The US embraces the objectives of the Convention, including conserving and sharing the benefits of nature, a senior State Department official told Vox. Under the Biden administration, the country is also working toward some of the same targets that are in the Global Biodiversity Framework — that landmark deal under the Convention, forged in 2022, to stop biodiversity loss. In his first days in office, Biden pledged to conserve 30 percent of all land and ocean by 2030, a key target under the 2022 framework.
The US is on track to meet that goal, known as “30 by 30,” Mallory, of CEQ, said at an event Tuesday at COP16. The White House says it has conserved roughly a third of its oceans (a claim that some scientists and environmental advocates contest). The government hasn’t yet released a similar figure for land. About 13 percent of US land is within protected areas, like national parks, though that doesn’t include areas that are more broadly defined as “conserved.”
“For the past four years, President Biden and Vice President Harris have delivered the most ambitious domestic climate change and conservation agenda in our nation’s history,” Mallory said Tuesday.

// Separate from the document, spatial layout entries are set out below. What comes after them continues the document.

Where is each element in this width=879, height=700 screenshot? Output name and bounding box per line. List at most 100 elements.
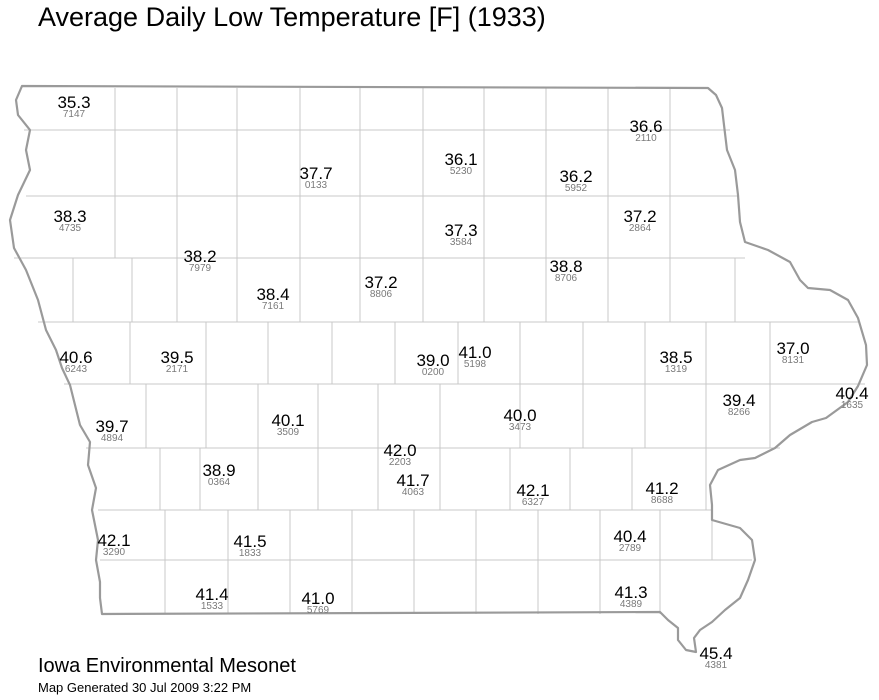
station-id: 5769	[306, 605, 330, 616]
station-value: 42.1	[516, 481, 550, 500]
station-value: 38.2	[183, 247, 217, 266]
station-id: 0133	[304, 180, 328, 191]
station-id: 6243	[64, 364, 88, 375]
station-id: 0364	[207, 477, 231, 488]
station-id: 2789	[618, 543, 642, 554]
station-id: 1833	[238, 548, 262, 559]
station-label: 41.7 4063	[396, 472, 429, 498]
credit-organization: Iowa Environmental Mesonet	[38, 655, 296, 677]
station-id: 2110	[635, 133, 657, 144]
station-value: 39.4	[722, 391, 756, 410]
station-id: 0200	[421, 367, 445, 378]
station-id: 1635	[840, 400, 864, 411]
station-label: 38.3 4735	[53, 208, 86, 234]
station-id: 7161	[261, 301, 285, 312]
station-label: 39.5 2171	[160, 349, 193, 375]
station-value: 37.7	[299, 164, 333, 183]
station-value: 45.4	[699, 644, 733, 663]
station-value: 40.4	[835, 384, 869, 403]
credit-generated-date: Map Generated 30 Jul 2009 3:22 PM	[38, 680, 252, 695]
station-value: 40.0	[503, 406, 537, 425]
station-value: 37.2	[364, 273, 398, 292]
station-value: 39.7	[95, 417, 129, 436]
station-label: 40.6 6243	[59, 349, 92, 375]
station-label: 37.3 3584	[444, 222, 477, 248]
station-value: 36.1	[444, 150, 478, 169]
station-value: 40.6	[59, 348, 93, 367]
state-outline	[8, 84, 869, 654]
station-label: 36.1 5230	[444, 151, 477, 177]
station-label: 39.4 8266	[722, 392, 755, 418]
station-id: 2864	[628, 223, 652, 234]
station-label: 38.9 0364	[202, 462, 235, 488]
station-value: 40.4	[613, 527, 647, 546]
station-id: 6327	[521, 497, 545, 508]
station-value: 41.0	[458, 343, 492, 362]
station-value: 39.5	[160, 348, 194, 367]
station-id: 4735	[58, 223, 82, 234]
station-label: 42.0 2203	[383, 442, 416, 468]
station-id: 3509	[276, 427, 300, 438]
station-id: 7147	[62, 109, 86, 120]
station-label: 41.0 5769	[301, 590, 334, 616]
station-label: 35.3 7147	[57, 94, 90, 120]
station-label: 38.5 1319	[659, 349, 692, 375]
station-label: 37.7 0133	[299, 165, 332, 191]
station-value: 37.0	[776, 339, 810, 358]
station-value: 42.1	[97, 531, 131, 550]
station-id: 7979	[188, 263, 212, 274]
station-label: 41.2 8688	[645, 480, 678, 506]
station-label: 40.1 3509	[271, 412, 304, 438]
county-lines	[14, 88, 865, 614]
station-value: 41.7	[396, 471, 430, 490]
station-id: 4389	[619, 599, 643, 610]
station-label: 41.4 1533	[195, 586, 228, 612]
station-value: 40.1	[271, 411, 305, 430]
station-id: 4894	[100, 433, 124, 444]
station-id: 1319	[664, 364, 688, 375]
station-id: 5952	[564, 183, 588, 194]
station-value: 42.0	[383, 441, 417, 460]
station-value: 38.9	[202, 461, 236, 480]
station-value: 38.5	[659, 348, 693, 367]
station-label: 36.6 2110	[629, 118, 662, 144]
station-id: 8706	[554, 273, 578, 284]
station-id: 3584	[449, 237, 473, 248]
station-id: 2171	[165, 364, 189, 375]
station-id: 8806	[369, 289, 393, 300]
station-id: 8266	[727, 407, 751, 418]
station-value: 36.6	[629, 117, 663, 136]
station-value: 38.8	[549, 257, 583, 276]
station-value: 37.3	[444, 221, 478, 240]
station-label: 41.5 1833	[233, 533, 266, 559]
station-value: 39.0	[416, 351, 450, 370]
station-id: 4381	[704, 660, 728, 671]
station-value: 41.2	[645, 479, 679, 498]
station-label: 40.4 2789	[613, 528, 646, 554]
station-value: 38.4	[256, 285, 290, 304]
station-label: 45.4 4381	[699, 645, 732, 671]
station-label: 38.4 7161	[256, 286, 289, 312]
station-label: 40.4 1635	[835, 385, 868, 411]
station-id: 4063	[401, 487, 425, 498]
station-label: 38.8 8706	[549, 258, 582, 284]
station-label: 40.0 3473	[503, 407, 536, 433]
station-value: 37.2	[623, 207, 657, 226]
map-title: Average Daily Low Temperature [F] (1933)	[38, 2, 546, 32]
station-label: 37.2 2864	[623, 208, 656, 234]
station-id: 8131	[781, 355, 805, 366]
station-value: 41.3	[614, 583, 648, 602]
station-label: 39.7 4894	[95, 418, 128, 444]
station-id: 1533	[200, 601, 224, 612]
station-id: 2203	[388, 457, 412, 468]
station-id: 8688	[650, 495, 674, 506]
station-id: 5198	[463, 359, 487, 370]
station-value: 35.3	[57, 93, 91, 112]
station-id: 3290	[102, 547, 126, 558]
station-label: 38.2 7979	[183, 248, 216, 274]
station-label: 39.0 0200	[416, 352, 449, 378]
station-id: 5230	[449, 166, 473, 177]
station-label: 37.2 8806	[364, 274, 397, 300]
station-label: 42.1 6327	[516, 482, 549, 508]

The US does not, however, support the Global Biodiversity Framework in its entirety, the State Department told Vox. The government doesn’t endorse a few of the framework’s targets related to the private sector, including one aimed at reducing government subsidies that harm the environment and increasing spending on foreign aid for conservation. That’s partly because decisions regarding government spending often require congressional approval.
US representatives can’t unilaterally agree to financial targets.
This brings us, again, to what is ultimately the barrier to stronger US environmental action: Congress. Reforming industries that harm nature and funding conservation will require approval from a heavily divided Congress, as will joining the Convention on Biological Diversity.
For the foreseeable future, the votes are just not there.
Then there’s the specter of a potential four more years under Donald Trump. Should the former president win the election, the chance of joining the CBD will only narrow, Patrick said. Some of the targets under the Global Biodiversity Framework — such as the goal to conserve 30 percent of US land — are “totally anathema to any potential Trump administration,” Patrick said.
That ultimately makes it harder for the Convention, this life-sustaining treaty, to get anything done.
“The world is in the throes of an ecological emergency,” Patrick said. “Given the scale of that, it’s embarrassing to have the United States be AWOL. It just undermines what is already a really heavy lift.”